In Praise of Complexity

Posted by on May 12, 2016
In Praise of Complexity

Does complexity pose a difficulty for evangelism? And do the many paradoxical situations in our world make our task of outreach more daunting?

I don’t think so. But it’s not quite so simple.

Do some of our unsaved friends reject the gospel because they think it’s too simple? I do think that’s an issue we need to consider carefully. I have met some outsiders (that’s the term Paul uses in Colossians 4 to refer to non-Christians) who think Christians are simpletons, who just don’t (and can’t!) think deeply enough about the realities of life. To be sure, some of their stereotypes fit into the category of insults that Jesus warned us about in his beatitudes. People will most certainly “falsely say all kinds of evil against [us] on account of” Jesus and we shouldn’t be surprised. (see Matthew 5: 11).

But some of the accusation has a basis since some Christians think “Jesus is the answer” will suffice for all questions. Ultimately, Jesus certainly is “the answer” but we would be wise to allow our expressions of this truth to be as full and rich as the ways God has revealed truth in his word and his world.

In fact, the complexities of our world can actually aid us in evangelism. Complex issues require complex understanding and the gospel can actually make sense of things that other worldviews cannot.
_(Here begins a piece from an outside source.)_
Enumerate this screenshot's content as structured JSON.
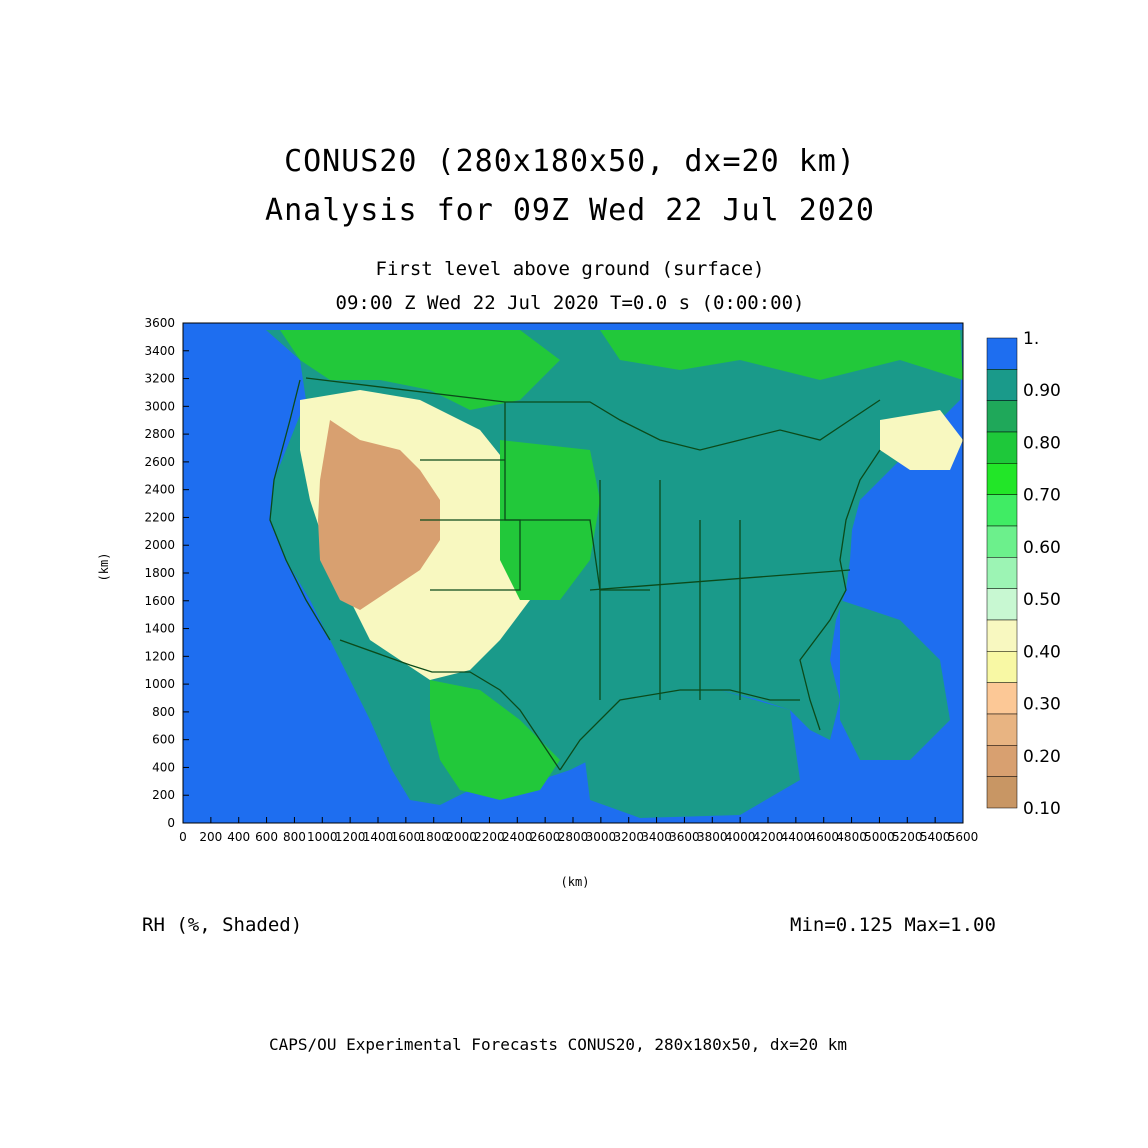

That’s the argument of David Skeel’s recent book True Paradox: How Christianity Makes Sense of our Complex World.

Skeel, a professor at the University of Pennsylvania Law School, has provided us with a good tool to engage in pre-evangelistic conversations with thoughtful inquirers. And, thankfully, his book is short. Even for some intellectuals, large books get rejected because the “pile on the nightstand” is already overwhelming. True Paradox is short enough to get read and written well enough to earn respect.

Even if you never buy, read, or give away the book, you might want to know the categories of complexity that Skeel says point to the Creator. “Ideas and idea making” suggest an intelligent God who gave us minds that reflect his. “Beauty and the arts” give us glimpses into the true nature of the universe. “Suffering and sensation” bother us far more than they should if we’re only the products of random processes of an impersonal force. “The justice paradox” (the fact that we long for something that is violated so often in our messed up world) calls for insights beyond mere societal pragmatism. And “Life and Afterlife” can’t find sufficient explanations in atheism, deism, pantheism, and other non-Christian worldviews.

Skeel models well for us the art of putting skeptics on the defensive but does so in gentle ways. I think we need to hone this approach in our ever-polarizing world today. Rather than accepting a defensive stance in apologetics, we need to ask our naturalist or agnostic friends to defend their explanations of why life is so complex.

I’m reminded of Ross Douthat’s insight that Christianity has, at its core, “a commitment to mystery and paradox” and that works in our favor when introducing our friends to a framework for living in our paradox-laden world. Douthat wrote in Bad Religion, “Mysteries abide at the heart of every religious faith, but the Christian tradition is uniquely comfortable preaching dogmas that can seem like riddles, offering answers that swiftly lead to further questions, and confronting believers with the possibility that the truth about God passes all our understanding.” He illustrates his point with such paradoxes of Jesus being both divine and human, God being one as well as three, and the world as corrupted by sin and yet somehow having “the stamp of its Creator visible on every star and sinew” (page 10).

We can be embarrassed by complexity or fall in love with it. We can apologize for our shallow answers or we can change them. We can hear people’s accusations as obstacles to evangelism or as opportunities. Best of all, we can find common ground with outsiders at the many places where life’s complex, paradoxical, and multifaceted aspects point to the God who made them and gave us minds to explore them.